BILL heads into the back half of July with a story that has two distinct tempos — a stock up 25% over the past month, and a short position that remains among the highest in the application software sector.
Short interest is the defining feature of the positioning picture, and it hasn't gone away. Bears hold roughly 12.8% of the free float short, a genuinely elevated level for a software name, even after a 4% reduction over the past week. The trend of the past month is notable: shorts were pared sharply from around 13.5 million to below 12.5 million shares in the week of July 6-10, tracking the stock's sharp rally. Then on July 14 alone, short interest ticked back up 3%, adding roughly 380,000 shares in a single session — the same day the stock fell 3.5%. That one-day rebuild suggests bears used the dip to re-enter rather than cover further. Despite the high short interest level, the borrow market remains entirely relaxed. Availability runs at about 303% — three shares available to borrow for every one currently lent out — and cost to borrow is a low 0.44%, down 7% from the prior week. This is not a squeeze setup; shorts face no meaningful friction rebuilding positions if they choose to. Options pricing corroborates the lack of urgency: the put/call ratio of 0.46 sits almost exactly on its 20-day average, with a z-score near zero. Neither camp is paying a premium to hedge.

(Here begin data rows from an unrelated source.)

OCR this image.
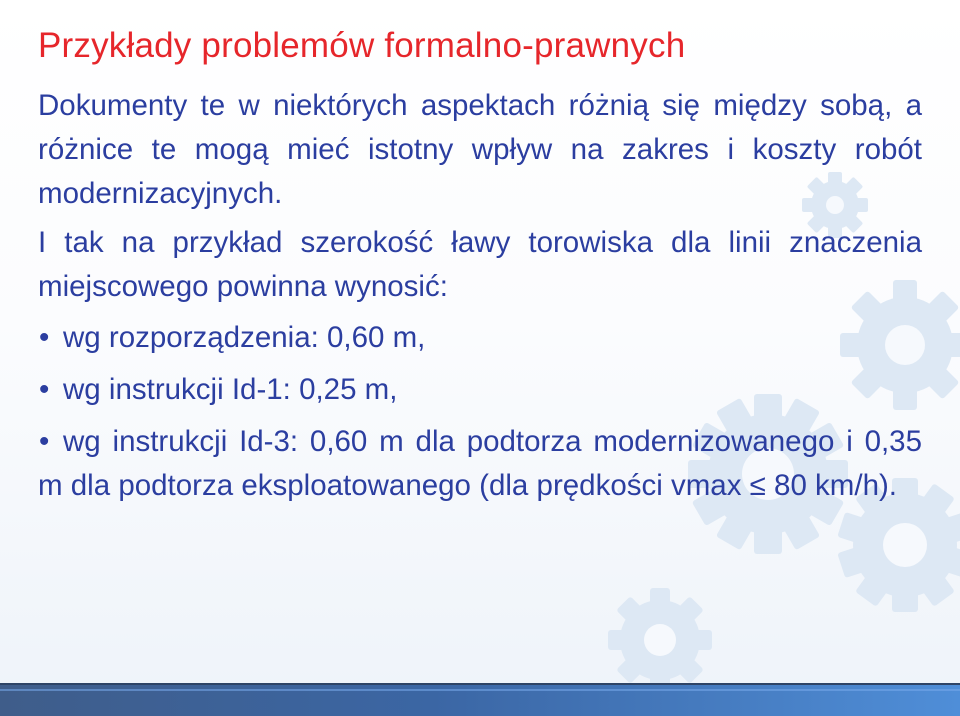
Przykłady problemów formalno-prawnych

Dokumenty te w niektórych aspektach różnią się między sobą, a różnice te mogą mieć istotny wpływ na zakres i koszty robót modernizacyjnych.

I tak na przykład szerokość ławy torowiska dla linii znaczenia miejscowego powinna wynosić:

• wg rozporządzenia: 0,60 m,
• wg instrukcji Id-1: 0,25 m,
• wg instrukcji Id-3: 0,60 m dla podtorza modernizowanego i 0,35 m dla podtorza eksploatowanego (dla prędkości vmax ≤ 80 km/h).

The Street is caught between two narratives. The consensus rating is hold, with a mean analyst price target of $53.62 — representing roughly 30% upside from the current $41.37. That gap is significant, but recent analyst moves have leaned cautious. Truist downgraded to Hold in mid-June, cutting its target to $38. JPMorgan trimmed its target from $60 to $50 in early June while keeping Overweight, a signal of reduced conviction rather than outright doubt. TD Cowen initiated with a Buy at $43 as recently as June 22 — a call that now looks below-market given the stock has already traded above that level. Goldman Sachs, after the May earnings beat, raised its target from $44 to $50 and maintained Buy, a post-result upgrade that still stands as the most constructive recent move from a major firm. Factor scores add texture: forward EPS growth expectations rank in the 99th percentile of the universe — the company is approaching profitability, and the street has sharply revised estimates upward. The short score at 64, however, ranks short interest in the bottom 11th percentile, reflecting continued heavy positioning against the stock.

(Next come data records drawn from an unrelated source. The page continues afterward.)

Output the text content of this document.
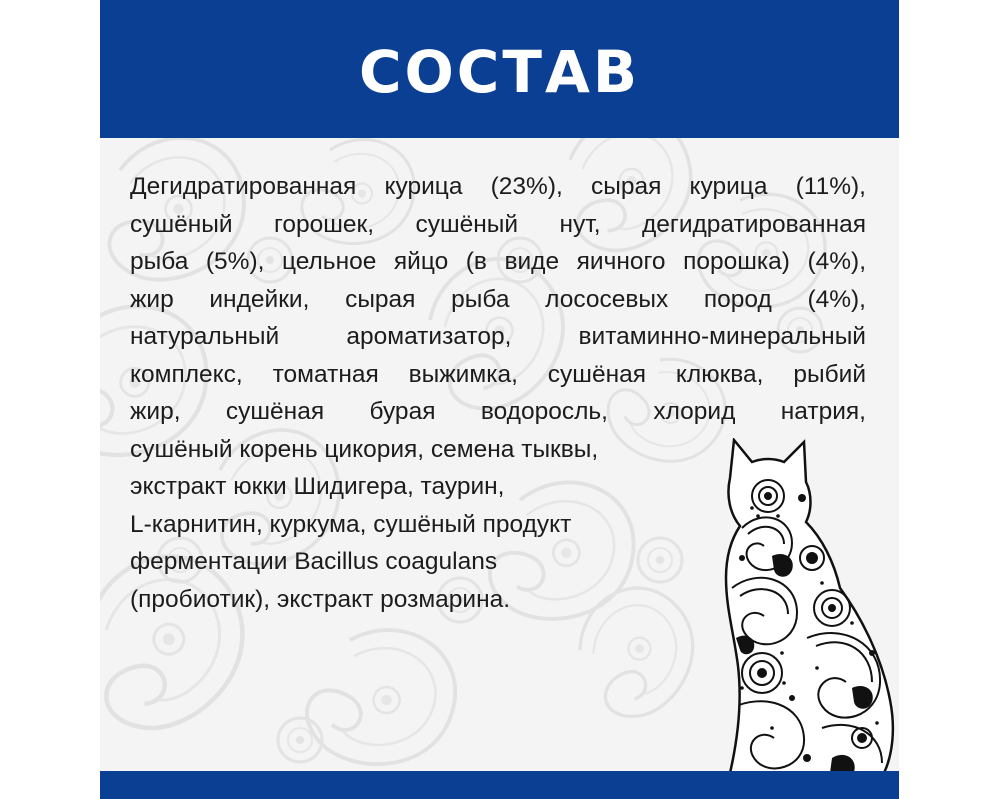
СОСТАВ
Дегидратированная курица (23%), сырая курица (11%),
сушёный горошек, сушёный нут, дегидратированная
рыба (5%), цельное яйцо (в виде яичного порошка) (4%),
жир индейки, сырая рыба лососевых пород (4%),
натуральный ароматизатор, витаминно-минеральный
комплекс, томатная выжимка, сушёная клюква, рыбий
жир, сушёная бурая водоросль, хлорид натрия,
сушёный корень цикория, семена тыквы,
экстракт юкки Шидигера, таурин,
L-карнитин, куркума, сушёный продукт
ферментации Bacillus coagulans
(пробиотик), экстракт розмарина.
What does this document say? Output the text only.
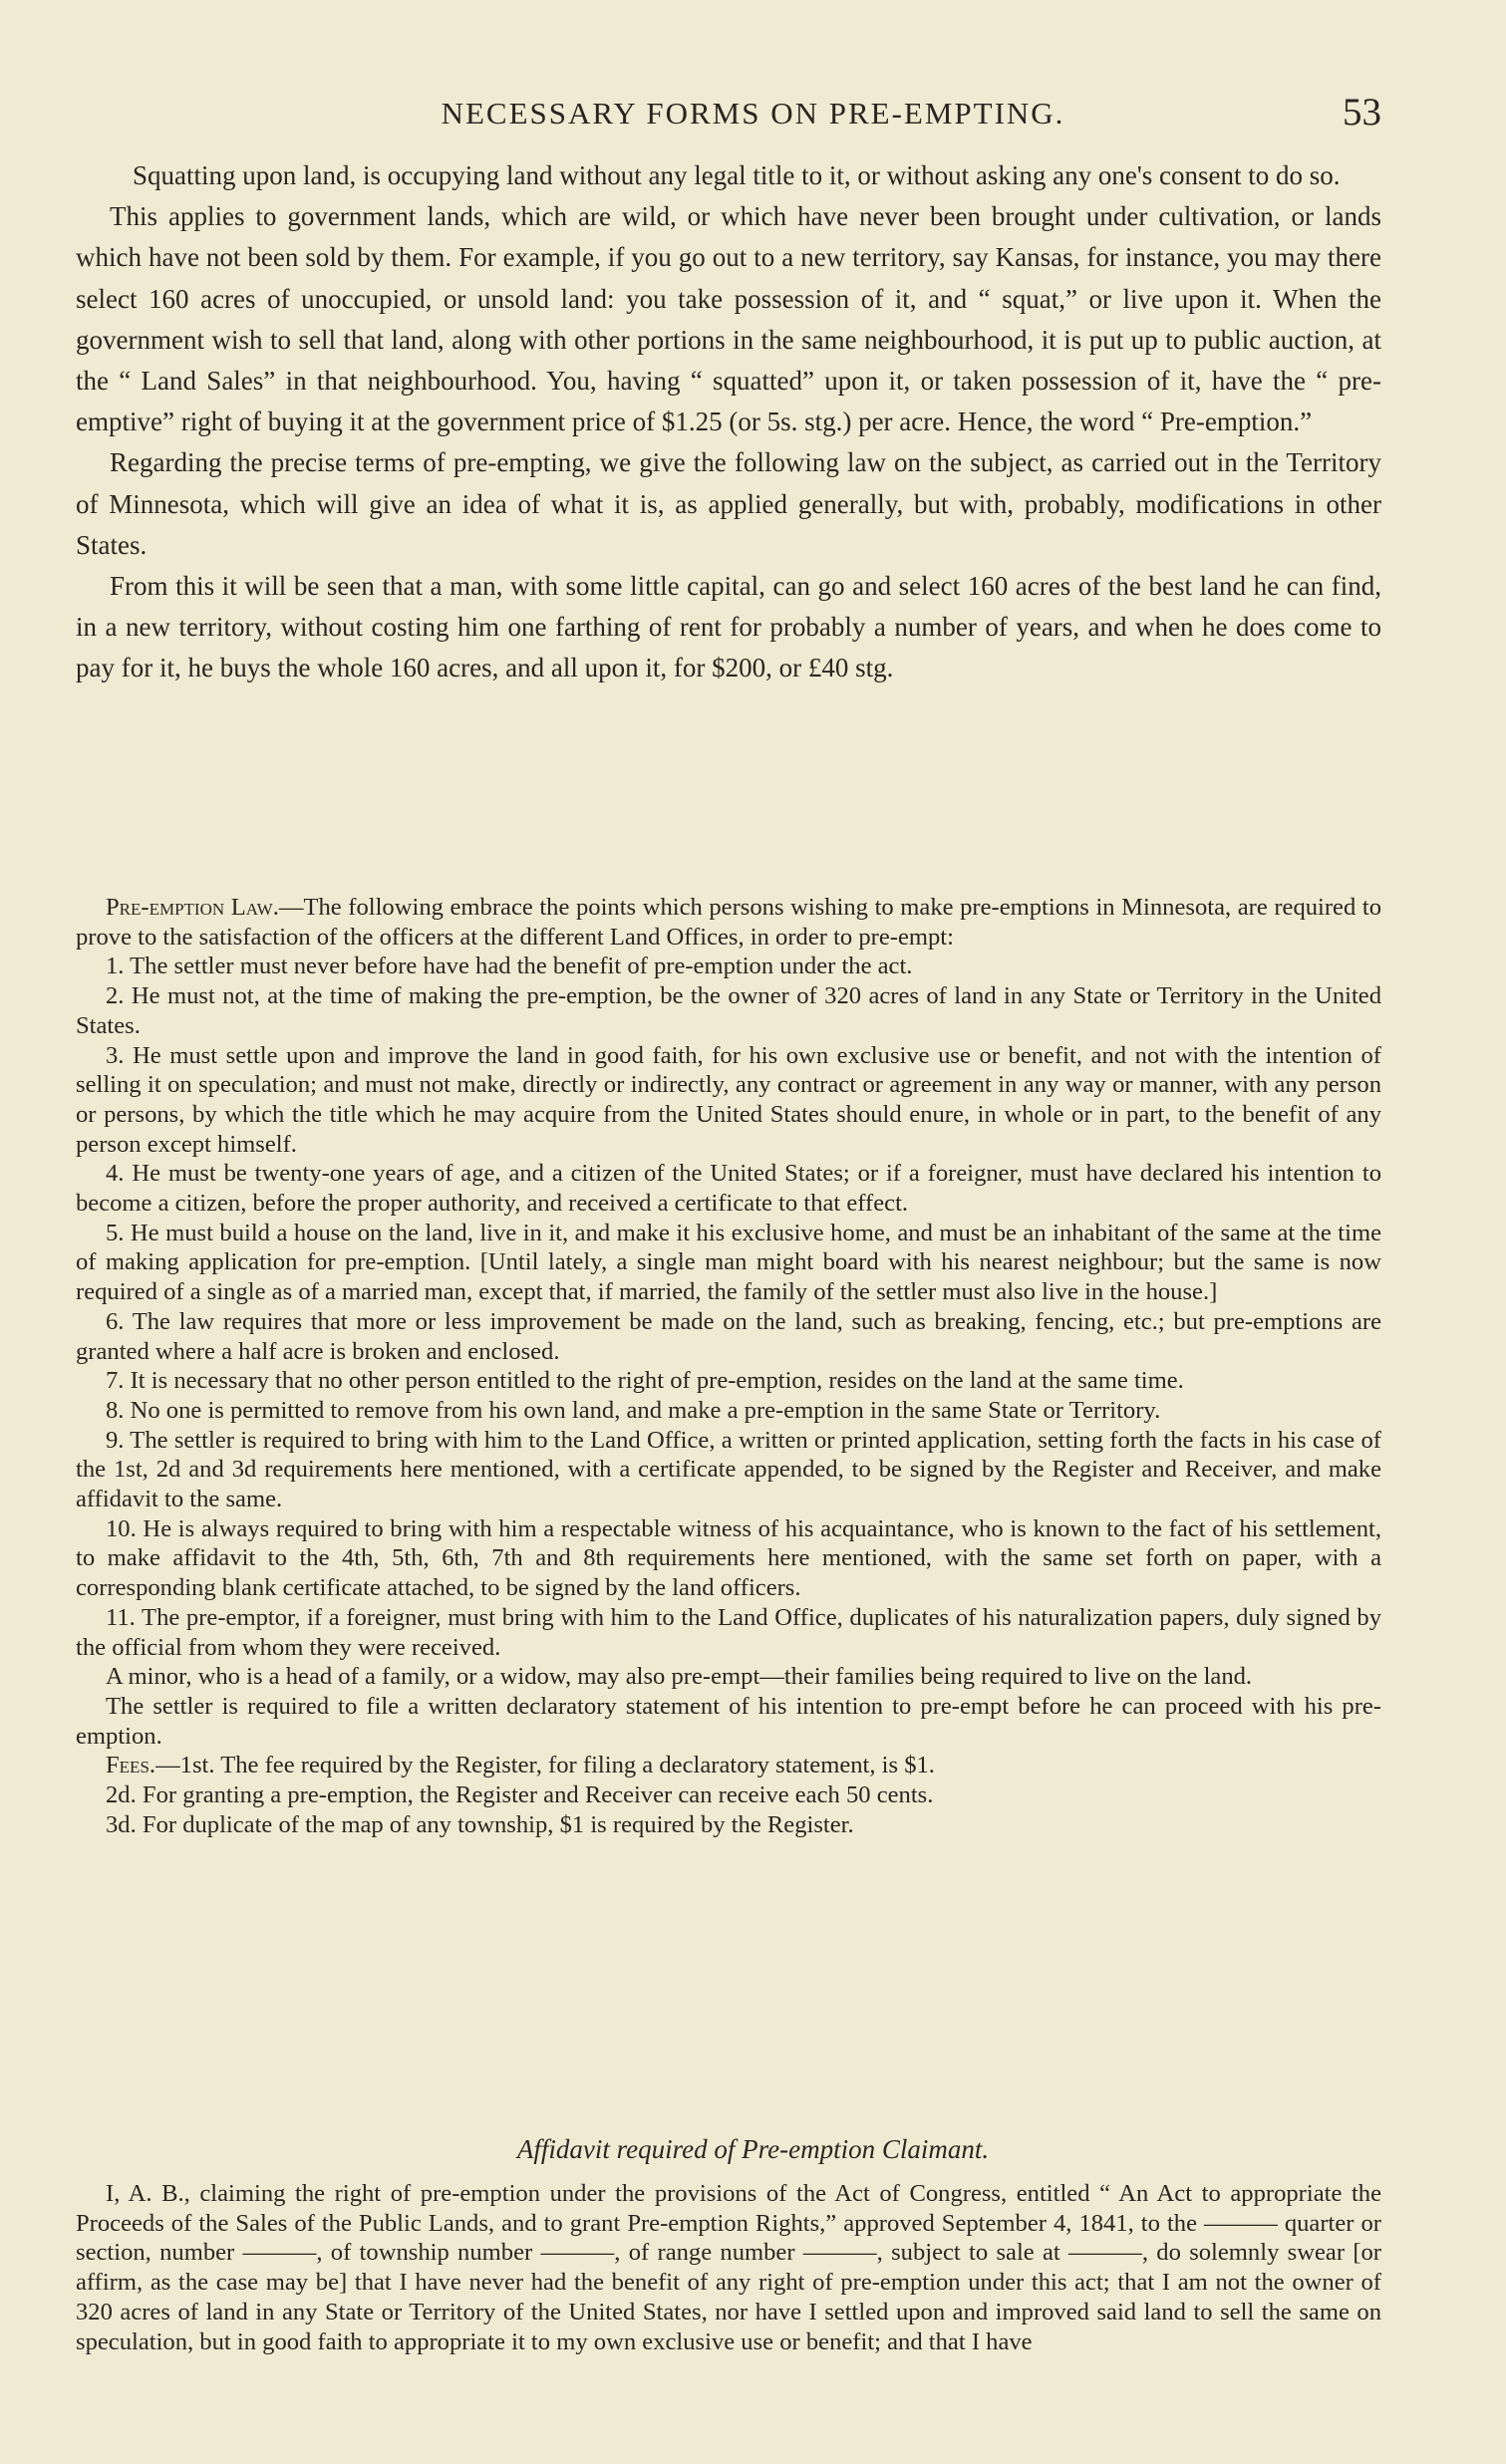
NECESSARY FORMS ON PRE-EMPTING.	53

Squatting upon land, is occupying land without any legal title to it, or without asking any one's consent to do so.

This applies to government lands, which are wild, or which have never been brought under cultivation, or lands which have not been sold by them. For example, if you go out to a new territory, say Kansas, for instance, you may there select 160 acres of unoccupied, or unsold land: you take possession of it, and “ squat,” or live upon it. When the government wish to sell that land, along with other portions in the same neighbourhood, it is put up to public auction, at the “ Land Sales” in that neighbourhood. You, having “ squatted” upon it, or taken possession of it, have the “ pre-emptive” right of buying it at the government price of $1.25 (or 5s. stg.) per acre. Hence, the word “ Pre-emption.”

Regarding the precise terms of pre-empting, we give the following law on the subject, as carried out in the Territory of Minnesota, which will give an idea of what it is, as applied generally, but with, probably, modifications in other States.

From this it will be seen that a man, with some little capital, can go and select 160 acres of the best land he can find, in a new territory, without costing him one farthing of rent for probably a number of years, and when he does come to pay for it, he buys the whole 160 acres, and all upon it, for $200, or £40 stg.

Pre-emption Law.—The following embrace the points which persons wishing to make pre-emptions in Minnesota, are required to prove to the satisfaction of the officers at the different Land Offices, in order to pre-empt:

1. The settler must never before have had the benefit of pre-emption under the act.

2. He must not, at the time of making the pre-emption, be the owner of 320 acres of land in any State or Territory in the United States.

3. He must settle upon and improve the land in good faith, for his own exclusive use or benefit, and not with the intention of selling it on speculation; and must not make, directly or indirectly, any contract or agreement in any way or manner, with any person or persons, by which the title which he may acquire from the United States should enure, in whole or in part, to the benefit of any person except himself.

4. He must be twenty-one years of age, and a citizen of the United States; or if a foreigner, must have declared his intention to become a citizen, before the proper authority, and received a certificate to that effect.

5. He must build a house on the land, live in it, and make it his exclusive home, and must be an inhabitant of the same at the time of making application for pre-emption. [Until lately, a single man might board with his nearest neighbour; but the same is now required of a single as of a married man, except that, if married, the family of the settler must also live in the house.]

6. The law requires that more or less improvement be made on the land, such as breaking, fencing, etc.; but pre-emptions are granted where a half acre is broken and enclosed.

7. It is necessary that no other person entitled to the right of pre-emption, resides on the land at the same time.

8. No one is permitted to remove from his own land, and make a pre-emption in the same State or Territory.

9. The settler is required to bring with him to the Land Office, a written or printed application, setting forth the facts in his case of the 1st, 2d and 3d requirements here mentioned, with a certificate appended, to be signed by the Register and Receiver, and make affidavit to the same.

10. He is always required to bring with him a respectable witness of his acquaintance, who is known to the fact of his settlement, to make affidavit to the 4th, 5th, 6th, 7th and 8th requirements here mentioned, with the same set forth on paper, with a corresponding blank certificate attached, to be signed by the land officers.

11. The pre-emptor, if a foreigner, must bring with him to the Land Office, duplicates of his naturalization papers, duly signed by the official from whom they were received.

A minor, who is a head of a family, or a widow, may also pre-empt—their families being required to live on the land.

The settler is required to file a written declaratory statement of his intention to pre-empt before he can proceed with his pre-emption.

Fees.—1st. The fee required by the Register, for filing a declaratory statement, is $1.

2d. For granting a pre-emption, the Register and Receiver can receive each 50 cents.

3d. For duplicate of the map of any township, $1 is required by the Register.

Affidavit required of Pre-emption Claimant.

I, A. B., claiming the right of pre-emption under the provisions of the Act of Congress, entitled “ An Act to appropriate the Proceeds of the Sales of the Public Lands, and to grant Pre-emption Rights,” approved September 4, 1841, to the ——— quarter or section, number ———, of township number ———, of range number ———, subject to sale at ———, do solemnly swear [or affirm, as the case may be] that I have never had the benefit of any right of pre-emption under this act; that I am not the owner of 320 acres of land in any State or Territory of the United States, nor have I settled upon and improved said land to sell the same on speculation, but in good faith to appropriate it to my own exclusive use or benefit; and that I have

The institutional holder list is worth a brief look. Starboard Value holds 7% of shares outstanding, a meaningful activist stake that has been unchanged since March. Vanguard-related entities added a combined 9.6 million shares in Q1, a substantial new position. Wellington added nearly one million shares through May. BlackRock nudged its position higher through June. The weight of institutional buying over the past two quarters has been a structural tailwind that directly contrasts with the persistent short base — a tug-of-war that helps explain why the stock has moved 25% higher over a month while short interest has barely budged in absolute terms.

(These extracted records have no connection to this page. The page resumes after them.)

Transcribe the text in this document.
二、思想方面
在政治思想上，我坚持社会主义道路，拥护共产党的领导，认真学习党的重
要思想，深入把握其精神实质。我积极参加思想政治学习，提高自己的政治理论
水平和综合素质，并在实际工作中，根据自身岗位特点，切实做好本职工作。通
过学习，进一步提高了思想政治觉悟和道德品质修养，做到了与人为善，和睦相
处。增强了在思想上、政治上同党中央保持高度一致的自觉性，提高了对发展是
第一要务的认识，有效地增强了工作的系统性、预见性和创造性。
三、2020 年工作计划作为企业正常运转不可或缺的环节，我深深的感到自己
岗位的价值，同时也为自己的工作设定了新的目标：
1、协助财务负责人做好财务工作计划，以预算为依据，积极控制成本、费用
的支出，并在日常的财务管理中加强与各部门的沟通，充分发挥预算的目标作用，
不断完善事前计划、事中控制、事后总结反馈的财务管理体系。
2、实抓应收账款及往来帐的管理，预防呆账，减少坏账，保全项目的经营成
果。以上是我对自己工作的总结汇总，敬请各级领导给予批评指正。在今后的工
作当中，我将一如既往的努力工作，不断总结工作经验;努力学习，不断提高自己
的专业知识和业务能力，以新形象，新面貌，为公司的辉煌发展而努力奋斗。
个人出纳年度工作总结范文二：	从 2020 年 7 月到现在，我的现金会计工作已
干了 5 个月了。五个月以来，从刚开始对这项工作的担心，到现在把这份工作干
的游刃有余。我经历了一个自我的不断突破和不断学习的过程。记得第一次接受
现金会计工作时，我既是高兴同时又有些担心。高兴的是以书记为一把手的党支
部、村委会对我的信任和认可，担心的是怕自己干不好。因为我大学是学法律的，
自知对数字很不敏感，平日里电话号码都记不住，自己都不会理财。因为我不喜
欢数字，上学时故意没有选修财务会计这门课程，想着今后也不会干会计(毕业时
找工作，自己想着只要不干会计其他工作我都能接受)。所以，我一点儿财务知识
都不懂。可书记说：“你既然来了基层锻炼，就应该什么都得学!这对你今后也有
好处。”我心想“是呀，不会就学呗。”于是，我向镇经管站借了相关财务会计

The most recent earnings print offers relevant context. When BILL reported in early May, the stock jumped nearly 13% the next day and held about 6.5% of that gain over the following week. The next report lands August 27. Between now and then, the clearest dynamic to watch is whether the ongoing short unwind continues — or whether July 14's single-session rebuild marks the start of bears reasserting themselves as the rally approaches analyst target levels.